Falkenhagen2Lena Falkenhagen studierte im echten Leben Germanistik und Anglistik an der Universität Hannover und arbeitet seitdem als freischaffende Autorin, Lektorin, Übersetzerin und Computerspiele-Designerin. Über das Rollenspiel DSA betrat sie bereits mit elf Jahren die Welt der Geschichten und verliebte sich tief ins Erzählen. Sie gehörte von 1994 bis 2011 der DSA-Redaktion an und schrieb neben vielen Abenteuerbänden und Hintergrundbüchern vier Romane für Aventurien.

Von ihren vier historischen Romanen beim Wilhelm Heyne Verlag wurde Die Lichtermagd mit dem DeLiA-Preis 2010 ausgezeichnet. Für Markus Heitz’ Justifiers-Romanserie (Space Fiction) wechselte sie mit Undercover in eine ferne, zukünftige Welt. Seit 2012 gestaltet sie Welt und Story des deutschen Computerspiels Drakensang Online. Auch wenn die Reise in der Phantastik begann, wechselt Lena heute fließend zwischen vielen Welten hin und her und fühlt sich in jeder gleichermaßen zuhause. So auch in der Wahlheimat Berlin.

 

 

10 Kommentare

  1. Ich würde gleichzeitig noch darauf hinweisen, dass man versuchen kann über Dokumente Hinweise zu geben. Im Gegensatz zu Spiel (denn da braucht man bei Betrüger UND Betrogenem gute und aufmerksame Spieler, die dem anderen Höchstleistungen zutrauen), kann man bei Dokumenten recht simpel dafür sorgen, dass eine Lücke im Lebenslauf offensichtlich wird.
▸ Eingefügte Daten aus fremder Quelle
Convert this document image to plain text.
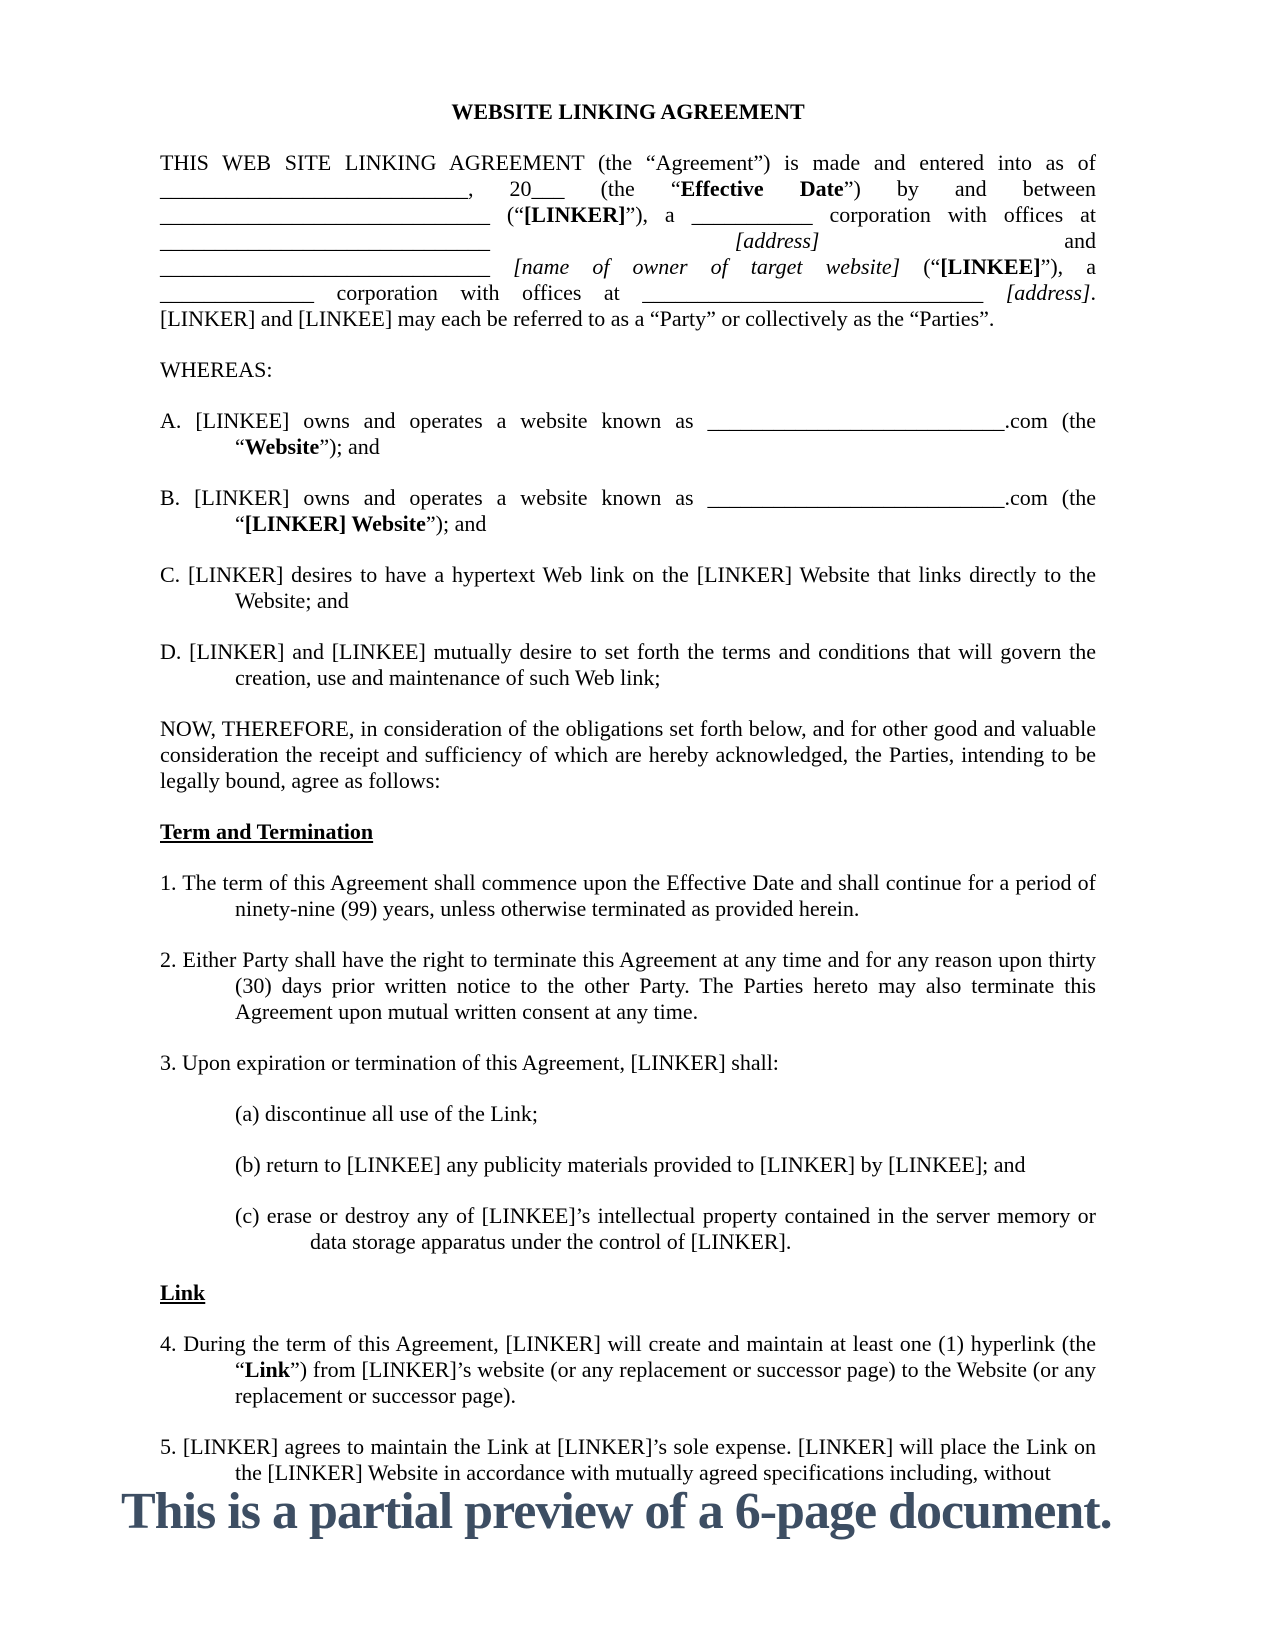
WEBSITE LINKING AGREEMENT
THIS WEB SITE LINKING AGREEMENT (the “Agreement”) is made and entered into as of
____________________________, 20___ (the “Effective Date”) by and between
______________________________ (“[LINKER]”), a ___________ corporation with offices at
______________________________ [address] and
______________________________ [name of owner of target website] (“[LINKEE]”), a
______________ corporation with offices at _______________________________ [address].
[LINKER] and [LINKEE] may each be referred to as a “Party” or collectively as the “Parties”.

WHEREAS:

A. [LINKEE] owns and operates a website known as ___________________________.com (the “Website”); and

B. [LINKER] owns and operates a website known as ___________________________.com (the “[LINKER] Website”); and

C. [LINKER] desires to have a hypertext Web link on the [LINKER] Website that links directly to the Website; and

D. [LINKER] and [LINKEE] mutually desire to set forth the terms and conditions that will govern the creation, use and maintenance of such Web link;

NOW, THEREFORE, in consideration of the obligations set forth below, and for other good and valuable consideration the receipt and sufficiency of which are hereby acknowledged, the Parties, intending to be legally bound, agree as follows:

Term and Termination

1. The term of this Agreement shall commence upon the Effective Date and shall continue for a period of ninety-nine (99) years, unless otherwise terminated as provided herein.

2. Either Party shall have the right to terminate this Agreement at any time and for any reason upon thirty (30) days prior written notice to the other Party. The Parties hereto may also terminate this Agreement upon mutual written consent at any time.

3. Upon expiration or termination of this Agreement, [LINKER] shall:

(a) discontinue all use of the Link;

(b) return to [LINKEE] any publicity materials provided to [LINKER] by [LINKEE]; and

(c) erase or destroy any of [LINKEE]’s intellectual property contained in the server memory or data storage apparatus under the control of [LINKER].

Link

4. During the term of this Agreement, [LINKER] will create and maintain at least one (1) hyperlink (the “Link”) from [LINKER]’s website (or any replacement or successor page) to the Website (or any replacement or successor page).

5. [LINKER] agrees to maintain the Link at [LINKER]’s sole expense. [LINKER] will place the Link on the [LINKER] Website in accordance with mutually agreed specifications including, without

This is a partial preview of a 6-page document.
    Wenn der Graf Viktor von Hohenstein immer pleite ist und deshalb ständig Kredite einfordert und dann noch eine Warnung vor einem Hochstapler z.B. in Form eines Steckbriefes eintrudelt, tja dann ist das erheblich „offensichtlicher“, als wenn der Graf schlechte Manieren hat. Denn es könnte ja sein, dass es sich bei dem Grafen um einen Adeligen mit schlechten Manieren handelt (sowas ist meiner Erfahrung sogar recht häufig).

    Generell bin ich der Meinung, dass jedes Geheimnis eines Charakters immer mindestens einen Mitwisser haben sollte. Das kann ein NSC, besser aber ein SC sein. Dadurch gerät mehr Schwung in die Sache und man muss sich nicht nur auf die Aufmerksamkeit der Mitspieler verlassen. Es gibt kaum etwas Frustrierenderes, wenn die eigenen sorgfältig gestreuten Hinweise von anderen Spielern ignoriert werden, weil die sich lieber über die umfzigste Angriffswelle der Feinde unterhalten. Mit einem Mitwisser über das eigene Geheimins kann man relativ gut steuern, wie schnell es ans Licht kommt.